Rede von
Dr.
Ruth
Fuchs
- Parteizugehörigkeit zum Zeitpunkt der Rede:
(PDS)
- Letzte offizielle eingetragene Parteizugehörigkeit: (PDS)
Herr Präsident! Meine Damen und Herren! Zweifellos ist das Gesundheitswesen in unserem Land dringend reformbedürftig. Insofern wäre die nun auch in der Koalitionsvereinbarung enthaltene Absicht, sich weiterhin der Reform dieses Systems zu widmen, nur allzu verständlich.
Zwei Aussagen versprechen allerdings wiederum nichts Gutes: erstens die Ankündigung, daß man die bisherigen Reformen fortsetzen, also offensichtlich an ihrem Geist und ihrer Zielrichtung festhalten will, und zweitens die Tatsache, daß man das Reformkonzept ausdrücklich auf der Grundlage des Endberichtes des Sachverständigenrates der Konzertierten Aktion erarbeiten will.
Nimmt man hinzu, daß — so der Text der Koalitionsvereinbarung — Eigenverantwortung und Eigenvorsorge weiter verstärkt werden sollen, dann wird vollends deutlich, wohin die Reise auch nach dem Willen dieser neuen Regierung gehen soll. Bekannt ist, daß sich unter dem Begriff Eigenverantwortung immer wieder die Absicht verbirgt, steigende finanzielle Lasten allein auf die Versicherten und Patienten abzuwälzen. Leider wird auf diese Weise die ansonsten uneingeschränkt zu begrüßende Aussage, daß die gesetzliche Krankenversicherung dem Grundsatz der Solidarität verpflichtet bleiben soll, beträchtlich relativiert.

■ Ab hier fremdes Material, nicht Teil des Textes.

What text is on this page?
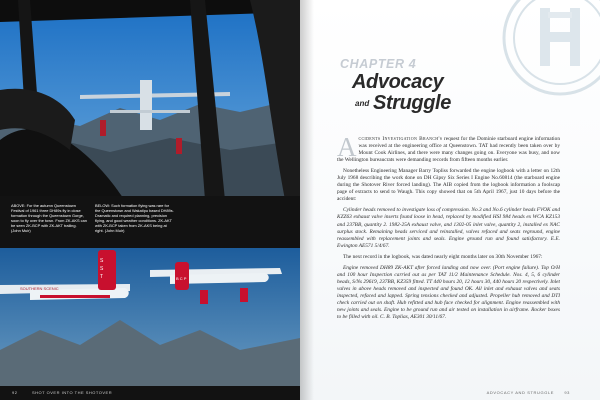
S
S
T
SOUTHERN SCENIC
B C P
ABOVE: For the autumn Queenstown Festival of 1961 three DH89s fly in close formation through the Queenstown Gorge, soon to fly over the town. From ZK-AKS can be seen ZK-BCP with ZK-AKT trailing. (John Muir)
BELOW: Such formation flying was rare for the Queenstown and Wakatipu based DH89s. Dramatic and required planning, precision flying, and good weather conditions. ZK-AKT with ZK-BCP taken from ZK-AKS being at right. (John Muir)
92	SHOT OVER INTO THE SHOTOVER
CHAPTER 4
Advocacy
and Struggle

A ccidents Investigation Branch's request for the Dominie starboard engine information was received at the engineering office at Queenstown. TAT had recently been taken over by Mount Cook Airlines, and there were many changes going on. Everyone was busy, and now the Wellington bureaucrats were demanding records from fifteen months earlier.

Nonetheless Engineering Manager Barry Topliss forwarded the engine logbook with a letter on 12th July 1968 describing the work done on DH Gipsy Six Series I Engine No.60814 (the starboard engine during the Shotover River forced landing). The AIB copied from the logbook information a foolscap page of extracts to send to Waugh. This copy showed that on 5th April 1967, just 10 days before the accident:

Cylinder heads removed to investigate loss of compression. No.3 and No.6 cylinder heads FVOK and KZZ63 exhaust valve inserts found loose in head, replaced by modified HSI 984 heads ex WCA KZ153 and 237BB, quantity 2. 1982-25A exhaust valve, and 1302-05 inlet valve, quantity 2, installed ex NAC surplus stock. Remaining heads serviced and reinstalled, valves refaced and seats reground, engine reassembled with replacement joints and seals. Engine ground run and found satisfactory. E.E. Ewington AE571 5/4/67.

The next record in the logbook, was dated nearly eight months later on 30th November 1967:

Engine removed DH89 ZK-AKT after forced landing and now over. (Port engine failure). Top O/H and 100 hour Inspection carried out as per TAT 11/2 Maintenance Schedule. Nos. 4, 5, 6 cylinder heads, S/Ns 29619, 237BB, KZ359 fitted. TT 440 hours 20, 12 hours 30, 440 hours 20 respectively. Inlet valves in above heads removed and inspected and found OK. All inlet and exhaust valves and seats inspected, refaced and lapped. Spring tensions checked and adjusted. Propeller hub removed and DTI check carried out on shaft. Hub refitted and hub face checked for alignment. Engine reassembled with new joints and seals. Engine to be ground run and air tested on installation in airframe. Rocker boxes to be filled with oil. C. B. Toplias, AE301 30/11/67.

ADVOCACY AND STRUGGLE	93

Das bisherige Herangehen an die Reform im Gesundheitswesen hat die bestehenden Probleme keineswegs gelöst. Das Ziel bestand einseitig in einer finanziellen Entlastung der gesetzlichen Krankenversicherung. Erreicht wurde es bisher vor allem durch die strikte Budgetierung, durch die deutlich erhöhte Zuzahlung im Rahmen der Selbstbeteiligung der Kranken und auch durch eine verstärkte bürokratische Reglementierung medizinischer Arbeit oder durch Zulassungsbeschränkungen für ärztliche Niederlassungen.
Im Ergebnis dessen hat sich die Situation nicht nur für die Patienten, sondern auch für die Beschäftigten im Gesundheitswesen verschlechtert. Auch prägen verstärkt innerärztliche Verteilungskämpfe und drastisch verminderte berufliche Perspektiven vor allem der jungen Ärztegeneration das Bild. In Ostdeutschland sehen sich nicht wenige der neu niedergelassenen Ärzte von akuter Existenzgefährdung bedroht.
Nun soll der Endbericht des Sachverständigenrates zu einem wichtigen Ausgangspunkt weiterer Veränderungen werden. Vor nicht allzu langer Zeit war Gelegenheit, den Zwischenbericht zur Kenntnis zu nehmen. Ganz offensichtlich sind die Überlegungen
dieses Gremiums hauptsächlich darauf gerichtet, wie man im nächsten Reformschritt die Krankheitskosten noch stärker als bisher den Versicherten übertragen kann.
Schließlich war es dieser Sachverständigenrat, der in sehr detaillierter Form die verschiedensten Modelle von Regel- und Wahlleistungen erarbeitete. Regel- und Wahlleistungen bedeuten aber die Aufgabe des sozialen Charakters der gesetzlichen Krankenversicherungen und die Rückkehr zur Zweiklassenmedizin: Für mehr Geld gibt es bessere, für weniger Geld schlechtere Medizin. Das ist die Realität, und Schönreden ändert daran nichts.
Demgegenüber entspricht es dem grundlegenden Gebot der Sozialstaatlichkeit, auch weiterhin zu gewährleisten, daß jeder Mensch das gleiche Recht auf gesundheitliche Fürsorge und den Schutz seiner Gesundheit in Anspruch nehmen kann. Dies als wichtigen Ausdruck sozialer Gerechtigkeit, Chancengleichheit und Mitmenschlichkeit in unserer Gesellschaft zu erhalten sollte das Ziel einer wirklichen Reform sein.
Zweifellos ist es richtig, daß die finanziellen Aufwendungen für das Gesundheitswesen künftig weiter wachsen werden. Andererseits sind aber die gegenwärtigen Kosten in nicht unbeträchtlichem Maße durch zahlreiche Struktur- und Steuerungsfehler des bestehenden Systems geprägt.
Meine Damen, meine Herren, notwendig wäre eine tiefgreifende Strukturreform im Gesundheitswesen, welche zuerst die vorhandenen Rationalisierungsreserven erschließt.